Yom Kippour est aussi désigné sous la forme plurielle de Yom Hakipourim. On le traduit souvent par « Jour du Grand Pardon », mais « jour d’expiation » serait plus précis. Ce jour où se scelle notre sort, on se salue d’un חתימה טובה (hatima tova), littéralement : bonne signature, exprimant bien l’enjeu du jour. La kapara représente l’acte ou la contrition devant amener le pardon.
La veille du jour le plus redoutable de l’année juive, la coutume est de faire des Kaparot en faisant tourner un coq au dessus de la tête pour lui faire symboliquement endosser tous nos péchés. La scène marque forcément les esprits et elle a donné naissance à une des expressions les plus imagées de la langue hébraïque : מביט כתרנגול בבני אדם (mabit kétarnégol bevnei adam), soit littéralement : « regarder comme un coq regarde les humains ». Elle s’applique à quelqu’un qui a un regard ahuri et ne comprend pas ce qui se passe autour de lui. Elle traduit en fait le même phénomène que son équivalent français: « regarder avec des yeux de merlan frit ». Une image animale concrète existe bien dans les deux langues, mais la référence est tout autre.

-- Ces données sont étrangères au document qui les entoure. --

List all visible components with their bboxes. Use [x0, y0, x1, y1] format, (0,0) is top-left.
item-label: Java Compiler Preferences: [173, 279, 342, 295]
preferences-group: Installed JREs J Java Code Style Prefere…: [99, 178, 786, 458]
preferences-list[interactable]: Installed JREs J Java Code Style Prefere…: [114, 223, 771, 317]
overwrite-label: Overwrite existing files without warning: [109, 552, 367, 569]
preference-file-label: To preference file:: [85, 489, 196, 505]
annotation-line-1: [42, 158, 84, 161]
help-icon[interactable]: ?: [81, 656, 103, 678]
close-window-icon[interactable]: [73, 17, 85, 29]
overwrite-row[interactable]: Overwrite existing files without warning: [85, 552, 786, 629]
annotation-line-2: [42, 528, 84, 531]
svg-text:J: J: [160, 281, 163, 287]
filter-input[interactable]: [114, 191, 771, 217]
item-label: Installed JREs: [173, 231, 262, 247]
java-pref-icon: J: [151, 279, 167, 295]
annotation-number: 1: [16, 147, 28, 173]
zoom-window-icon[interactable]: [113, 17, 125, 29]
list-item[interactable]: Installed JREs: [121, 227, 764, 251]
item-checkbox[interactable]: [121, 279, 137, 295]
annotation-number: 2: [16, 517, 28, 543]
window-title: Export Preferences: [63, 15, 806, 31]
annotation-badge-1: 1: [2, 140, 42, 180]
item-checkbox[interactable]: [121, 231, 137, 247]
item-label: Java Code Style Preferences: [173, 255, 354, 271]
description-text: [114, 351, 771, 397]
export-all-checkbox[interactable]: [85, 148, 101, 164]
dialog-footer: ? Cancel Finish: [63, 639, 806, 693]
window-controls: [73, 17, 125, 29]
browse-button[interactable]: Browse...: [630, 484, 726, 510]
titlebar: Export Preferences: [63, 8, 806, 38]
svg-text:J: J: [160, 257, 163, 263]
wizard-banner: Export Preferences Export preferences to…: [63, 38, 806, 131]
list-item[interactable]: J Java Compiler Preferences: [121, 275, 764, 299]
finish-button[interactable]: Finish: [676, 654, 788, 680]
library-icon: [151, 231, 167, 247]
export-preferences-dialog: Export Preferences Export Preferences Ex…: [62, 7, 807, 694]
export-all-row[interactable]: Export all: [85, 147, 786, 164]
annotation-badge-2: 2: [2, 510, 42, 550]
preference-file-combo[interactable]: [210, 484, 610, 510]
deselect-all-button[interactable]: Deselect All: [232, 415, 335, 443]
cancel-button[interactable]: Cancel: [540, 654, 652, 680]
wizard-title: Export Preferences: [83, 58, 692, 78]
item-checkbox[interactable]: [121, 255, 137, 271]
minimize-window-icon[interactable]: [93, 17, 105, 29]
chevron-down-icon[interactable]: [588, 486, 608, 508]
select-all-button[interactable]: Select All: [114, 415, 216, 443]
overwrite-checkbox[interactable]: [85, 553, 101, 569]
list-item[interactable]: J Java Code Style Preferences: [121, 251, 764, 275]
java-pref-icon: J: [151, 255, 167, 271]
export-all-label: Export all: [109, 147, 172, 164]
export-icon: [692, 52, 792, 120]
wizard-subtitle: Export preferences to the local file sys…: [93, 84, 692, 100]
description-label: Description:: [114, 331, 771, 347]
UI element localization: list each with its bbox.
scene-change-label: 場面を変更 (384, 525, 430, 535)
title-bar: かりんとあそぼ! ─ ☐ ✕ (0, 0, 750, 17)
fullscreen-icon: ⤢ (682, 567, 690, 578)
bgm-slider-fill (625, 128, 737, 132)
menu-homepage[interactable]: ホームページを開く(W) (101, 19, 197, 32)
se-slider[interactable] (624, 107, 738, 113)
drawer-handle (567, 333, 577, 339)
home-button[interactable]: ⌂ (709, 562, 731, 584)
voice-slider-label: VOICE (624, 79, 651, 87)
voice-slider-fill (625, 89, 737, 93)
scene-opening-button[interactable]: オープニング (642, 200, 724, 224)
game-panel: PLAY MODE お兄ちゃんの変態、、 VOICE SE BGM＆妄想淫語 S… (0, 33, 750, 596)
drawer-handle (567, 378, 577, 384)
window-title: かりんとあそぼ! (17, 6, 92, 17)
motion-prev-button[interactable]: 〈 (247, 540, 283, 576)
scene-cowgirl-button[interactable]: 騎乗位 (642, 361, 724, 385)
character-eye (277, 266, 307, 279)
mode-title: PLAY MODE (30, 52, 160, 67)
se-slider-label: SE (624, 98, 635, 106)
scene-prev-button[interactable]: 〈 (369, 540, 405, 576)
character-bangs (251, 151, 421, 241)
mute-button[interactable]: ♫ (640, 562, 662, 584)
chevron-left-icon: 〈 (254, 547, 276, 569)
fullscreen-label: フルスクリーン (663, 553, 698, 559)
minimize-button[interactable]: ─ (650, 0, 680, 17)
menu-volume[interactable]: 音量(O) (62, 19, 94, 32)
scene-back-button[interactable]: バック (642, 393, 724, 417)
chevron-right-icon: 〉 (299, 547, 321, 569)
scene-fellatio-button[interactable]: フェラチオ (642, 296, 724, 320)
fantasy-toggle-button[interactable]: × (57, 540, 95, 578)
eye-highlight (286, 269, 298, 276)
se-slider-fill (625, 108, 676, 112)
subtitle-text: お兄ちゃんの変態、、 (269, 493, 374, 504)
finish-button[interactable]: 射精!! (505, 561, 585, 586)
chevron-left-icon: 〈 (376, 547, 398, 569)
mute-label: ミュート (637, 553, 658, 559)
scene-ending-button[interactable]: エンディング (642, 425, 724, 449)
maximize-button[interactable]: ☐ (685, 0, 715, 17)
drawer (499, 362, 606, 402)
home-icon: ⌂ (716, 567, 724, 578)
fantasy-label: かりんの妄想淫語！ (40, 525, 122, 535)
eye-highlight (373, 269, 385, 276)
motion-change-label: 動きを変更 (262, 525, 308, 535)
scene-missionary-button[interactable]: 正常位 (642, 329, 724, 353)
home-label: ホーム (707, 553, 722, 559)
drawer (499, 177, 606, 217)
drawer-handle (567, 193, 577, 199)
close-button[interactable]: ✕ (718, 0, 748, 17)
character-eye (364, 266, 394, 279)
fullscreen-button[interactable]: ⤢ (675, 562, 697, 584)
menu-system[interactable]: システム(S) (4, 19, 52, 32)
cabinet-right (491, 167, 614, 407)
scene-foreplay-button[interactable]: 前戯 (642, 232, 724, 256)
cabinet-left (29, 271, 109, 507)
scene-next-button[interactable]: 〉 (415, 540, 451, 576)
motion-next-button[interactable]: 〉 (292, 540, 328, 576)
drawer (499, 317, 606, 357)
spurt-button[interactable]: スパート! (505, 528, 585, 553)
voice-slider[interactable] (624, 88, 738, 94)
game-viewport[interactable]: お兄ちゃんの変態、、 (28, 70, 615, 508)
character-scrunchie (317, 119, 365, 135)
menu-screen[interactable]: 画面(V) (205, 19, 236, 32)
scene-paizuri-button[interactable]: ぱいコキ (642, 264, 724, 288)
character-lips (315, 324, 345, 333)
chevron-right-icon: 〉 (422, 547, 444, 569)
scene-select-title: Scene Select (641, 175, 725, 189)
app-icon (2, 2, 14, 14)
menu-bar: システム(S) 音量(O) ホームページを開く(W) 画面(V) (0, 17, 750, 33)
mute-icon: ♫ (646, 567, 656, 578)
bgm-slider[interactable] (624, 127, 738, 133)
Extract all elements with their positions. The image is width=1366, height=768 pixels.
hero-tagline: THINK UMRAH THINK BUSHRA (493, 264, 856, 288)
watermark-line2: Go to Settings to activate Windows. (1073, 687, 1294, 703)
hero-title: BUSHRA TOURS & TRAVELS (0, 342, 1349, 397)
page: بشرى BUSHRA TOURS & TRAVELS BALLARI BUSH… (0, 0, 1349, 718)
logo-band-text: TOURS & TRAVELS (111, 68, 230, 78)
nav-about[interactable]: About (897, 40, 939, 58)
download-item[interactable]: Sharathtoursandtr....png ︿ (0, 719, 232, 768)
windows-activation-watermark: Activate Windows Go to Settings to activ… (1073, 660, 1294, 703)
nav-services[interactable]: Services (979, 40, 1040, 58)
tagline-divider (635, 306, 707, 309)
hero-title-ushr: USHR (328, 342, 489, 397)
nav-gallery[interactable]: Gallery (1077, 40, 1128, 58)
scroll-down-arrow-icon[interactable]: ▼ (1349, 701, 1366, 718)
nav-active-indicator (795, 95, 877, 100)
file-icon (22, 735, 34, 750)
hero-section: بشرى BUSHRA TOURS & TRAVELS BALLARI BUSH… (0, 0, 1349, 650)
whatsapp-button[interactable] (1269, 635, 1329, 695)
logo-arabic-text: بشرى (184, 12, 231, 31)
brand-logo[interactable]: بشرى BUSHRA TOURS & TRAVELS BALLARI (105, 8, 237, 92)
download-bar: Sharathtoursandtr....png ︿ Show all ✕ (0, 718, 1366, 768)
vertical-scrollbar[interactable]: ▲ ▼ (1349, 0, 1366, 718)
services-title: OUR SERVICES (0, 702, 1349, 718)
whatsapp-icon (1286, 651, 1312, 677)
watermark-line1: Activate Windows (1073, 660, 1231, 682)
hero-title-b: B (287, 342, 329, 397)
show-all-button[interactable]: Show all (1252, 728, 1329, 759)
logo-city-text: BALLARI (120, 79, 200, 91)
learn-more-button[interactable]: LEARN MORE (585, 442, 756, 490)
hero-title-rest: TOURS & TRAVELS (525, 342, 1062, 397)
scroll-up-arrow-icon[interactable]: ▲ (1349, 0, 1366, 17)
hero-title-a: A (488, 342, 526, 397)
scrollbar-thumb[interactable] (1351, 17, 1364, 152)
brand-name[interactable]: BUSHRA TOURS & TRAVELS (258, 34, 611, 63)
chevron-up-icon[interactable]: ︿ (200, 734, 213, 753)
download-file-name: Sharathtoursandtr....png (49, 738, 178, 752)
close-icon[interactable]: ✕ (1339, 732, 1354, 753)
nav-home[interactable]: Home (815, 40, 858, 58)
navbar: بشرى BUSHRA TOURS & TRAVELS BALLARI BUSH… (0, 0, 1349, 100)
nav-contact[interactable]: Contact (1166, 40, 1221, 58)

Si l’évocation culinaire de l’une s’inscrit bien dans la culture française, le coq de l’autre n’a rien de gaulois. Il est expressément celui des kaparot, qui ne comprend mais à ce qui lui arrive alors que, tenu dans une main, on le fait tournoyer maintes fois au dessus de la tête (ou des têtes de toute une famille) en récitant des propos, pour le moins étranges pour un gallinacé, lus dans le livre de prières tenu de l’autre main. Le coq se retrouve donc face à des signes (des mots) qu’il ne peut évidemment déchiffrer: בני אדם יושבי חושך וצלמות (bnei adam yochvé hocheh ve tsalmavet), humains demeurant dans les ténèbres…. A ce moment crucial − et pour le moins étrange dans la destinée animale − ce n’est ni celui qui le brandit ni sa famille (donc des humains, comme on le croit parfois) que regarde le pauvre coq, mais bien les mots בני אדם(bné adam), humains, par lesquels commence l’incantation, qui sont inscrits dans le livre de prières face auquel il est tenu. Il est certain que son regard, alors, ne peut être celui de la compréhension !
Dans un registre beaucoup moins sophistiqué, on peut couramment entendre une autre expression évoquant le même cérémonial : צריך אותו לכפרות (tsarih oto lekaparot) signifiant ironiquement « on n’en a nul besoin » ou « il ne nous manquait plus que ça ».
On notera aussi, dans le langage parlé, l’exclamation Kapara !, avec accent tonique sur la deuxième syllabe, que l’on lance quand arrive quelque chose de désagréable pour souhaiter que l’évènement en question survienne à la place d’un autre, beaucoup plus pénible. On entendra aussi כפרה שלי(Kapara chéli), mot d’affection adressé à une personne aimée, accompagnant souvent un compliment… pour éloigner le mauvais œil.